Levando-se em conta o estudo qualitativo, elucidou-se com maior profundidade o pensamento e a percepção de algumas mulheres sobre os mesmo elementos acima mencionados. Esta pesquisa demonstrou com maior ênfase e mais liberdade de expressão que muitas vezes o que é respondido em um questionário fechado, que traz possibilidade de respostas fechadas e não elucida um fenômeno em sua completude e complexidade. Muitas mulheres, ao expressarem-se mais livremente, ofertaram percepções às vezes opostas àquelas ofertadas no questionário. Relataram diversas vezes sentirem-se tristes e desvalorizadas como seres humanos pelos médicos e pelas médicas que as deveriam cuidar de um modo amplo e educado.

Como expresso na discussão, ressalta-se que tal fato é muito preocupante, principalmente, por ser o HUSM um hospital escola onde se deve aprender a ser e atuar como médicos, em âmbito geral, e com visão global das pessoas em seu contexto. Nos dias atuais em que se preconiza uma relação médico paciente (RMP) deliberativa, onde a informação adequada é parte muito relevante, tal fato, principalmente, em um hospital escola, é inadmissível. Pode-se ponderar que as pacientes não compreendem adequadamente a informação ou a negam em função de seus mecanismos psíquicos de proteção. No entanto, cabe reforçar que é papel obrigatório do médico fazer-se entender e procurar saber, em contrapartida, se foi adequadamente compreendido, não importando quanto tempo se mostre necessário para que esse processo ocorra.

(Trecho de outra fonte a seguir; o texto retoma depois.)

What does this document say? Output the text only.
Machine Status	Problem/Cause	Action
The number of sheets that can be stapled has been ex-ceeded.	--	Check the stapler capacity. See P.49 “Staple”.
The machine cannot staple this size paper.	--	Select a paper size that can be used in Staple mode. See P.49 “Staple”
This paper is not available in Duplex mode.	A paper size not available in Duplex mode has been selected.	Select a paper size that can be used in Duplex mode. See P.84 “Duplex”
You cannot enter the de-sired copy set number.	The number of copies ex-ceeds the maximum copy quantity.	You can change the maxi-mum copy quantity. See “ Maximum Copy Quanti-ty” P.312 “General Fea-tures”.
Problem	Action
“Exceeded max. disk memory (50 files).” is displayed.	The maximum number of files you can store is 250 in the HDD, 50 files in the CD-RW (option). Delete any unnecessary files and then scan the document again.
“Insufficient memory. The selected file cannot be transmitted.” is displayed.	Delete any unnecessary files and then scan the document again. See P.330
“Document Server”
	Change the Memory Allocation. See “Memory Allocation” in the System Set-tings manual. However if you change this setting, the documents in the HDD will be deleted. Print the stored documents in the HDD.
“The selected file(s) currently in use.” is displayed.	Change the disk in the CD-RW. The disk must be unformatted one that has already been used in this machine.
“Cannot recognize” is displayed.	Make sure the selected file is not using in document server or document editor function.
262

Essa pesquisa mostrou que as mulheres internadas, apesar de elogiarem a internação, o atendimento, a qualidade do serviço, em diversos momentos queixaram-se de falta de informação, falta de disponibilidade médica e tinham dúvidas sobre a internação/tratamento. Observou-se até mesmo que algumas pacientes tinham concepções erradas a respeito dos motivos de sua internação/diagnóstico/tratamento.

Perguntou-se, após a análise dos resultados: porque elas não sabiam corretamente o diagnóstico/motivo da internação? Porque elas tinham tantas dúvidas? Especula-se que possa

ter alguém (médico) pensando e decidindo por elas, tomando as condutas sem consultá-las. A paciente internada no HUSM foi, em alguns casos, um objeto passivo dessas decisões médicas.

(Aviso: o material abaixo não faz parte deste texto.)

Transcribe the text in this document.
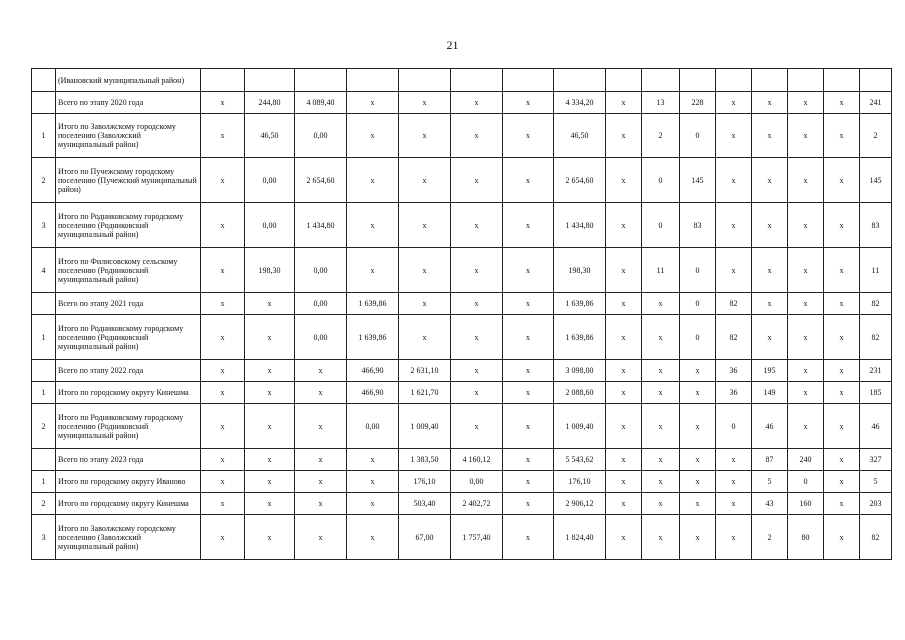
21
	(Ивановский муниципальный район)																
	Всего по этапу 2020 года	х	244,80	4 089,40	х	х	х	х	4 334,20	х	13	228	х	х	х	х	241
1	Итого по Заволжскому городскому поселению (Заволжский муниципальный район)	х	46,50	0,00	х	х	х	х	46,50	х	2	0	х	х	х	х	2
2	Итого по Пучежскому городскому поселению (Пучежский муниципальный район)	х	0,00	2 654,60	х	х	х	х	2 654,60	х	0	145	х	х	х	х	145
3	Итого по Родниковскому городскому поселению (Родниковский муниципальный район)	х	0,00	1 434,80	х	х	х	х	1 434,80	х	0	83	х	х	х	х	83
4	Итого по Филисовскому сельскому поселению (Родниковский муниципальный район)	х	198,30	0,00	х	х	х	х	198,30	х	11	0	х	х	х	х	11
	Всего по этапу 2021 года	х	х	0,00	1 639,86	х	х	х	1 639,86	х	х	0	82	х	х	х	82
1	Итого по Родниковскому городскому поселению (Родниковский муниципальный район)	х	х	0,00	1 639,86	х	х	х	1 639,86	х	х	0	82	х	х	х	82
	Всего по этапу 2022 года	х	х	х	466,90	2 631,10	х	х	3 098,00	х	х	х	36	195	х	х	231
1	Итого по городскому округу Кинешма	х	х	х	466,90	1 621,70	х	х	2 088,60	х	х	х	36	149	х	х	185
2	Итого по Родниковскому городскому поселению (Родниковский муниципальный район)	х	х	х	0,00	1 009,40	х	х	1 009,40	х	х	х	0	46	х	х	46
	Всего по этапу 2023 года	х	х	х	х	1 383,50	4 160,12	х	5 543,62	х	х	х	х	87	240	х	327
1	Итого по городскому округу Иваново	х	х	х	х	176,10	0,00	х	176,10	х	х	х	х	5	0	х	5
2	Итого по городскому округу Кинешма	х	х	х	х	503,40	2 402,72	х	2 906,12	х	х	х	х	43	160	х	203
3	Итого по Заволжскому городскому поселению (Заволжский муниципальный район)	х	х	х	х	67,00	1 757,40	х	1 824,40	х	х	х	х	2	80	х	82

De um modo geral, todas as pacientes desejavam saber, ser atendidas, ouvidas, respeitadas e principalmente queriam ser informadas. Elas se mostraram capazes de compreender o que lhes poderia ter sido dito, independente da sua escolaridade. Desse modo, é importante lembrar e reafirmar as palavras de vários pesquisadores nessa área e, de certo modo, reconduzir a prática médica na RMP, de forma efetiva, delicada e sensível.

Através da analise desses dados sugere-se para melhoria do atendimento e serviço a criação de uma rotina no serviço da aplicação do TCLE, para todas as pacientes, especialmente as pacientes da área da obstetrícia. Para treinamento e aperfeiçoamento profissional sugere-se a leitura de material sobre relação médico-paciente, oficinas e grupos de treinamento médico, em especial para os médicos residentes.

Como disse Sigmund Freud (1856 - 1939) “a ciência moderna ainda não produziu um medicamento tranquilizador tão eficaz como o são umas poucas palavras bondosas”.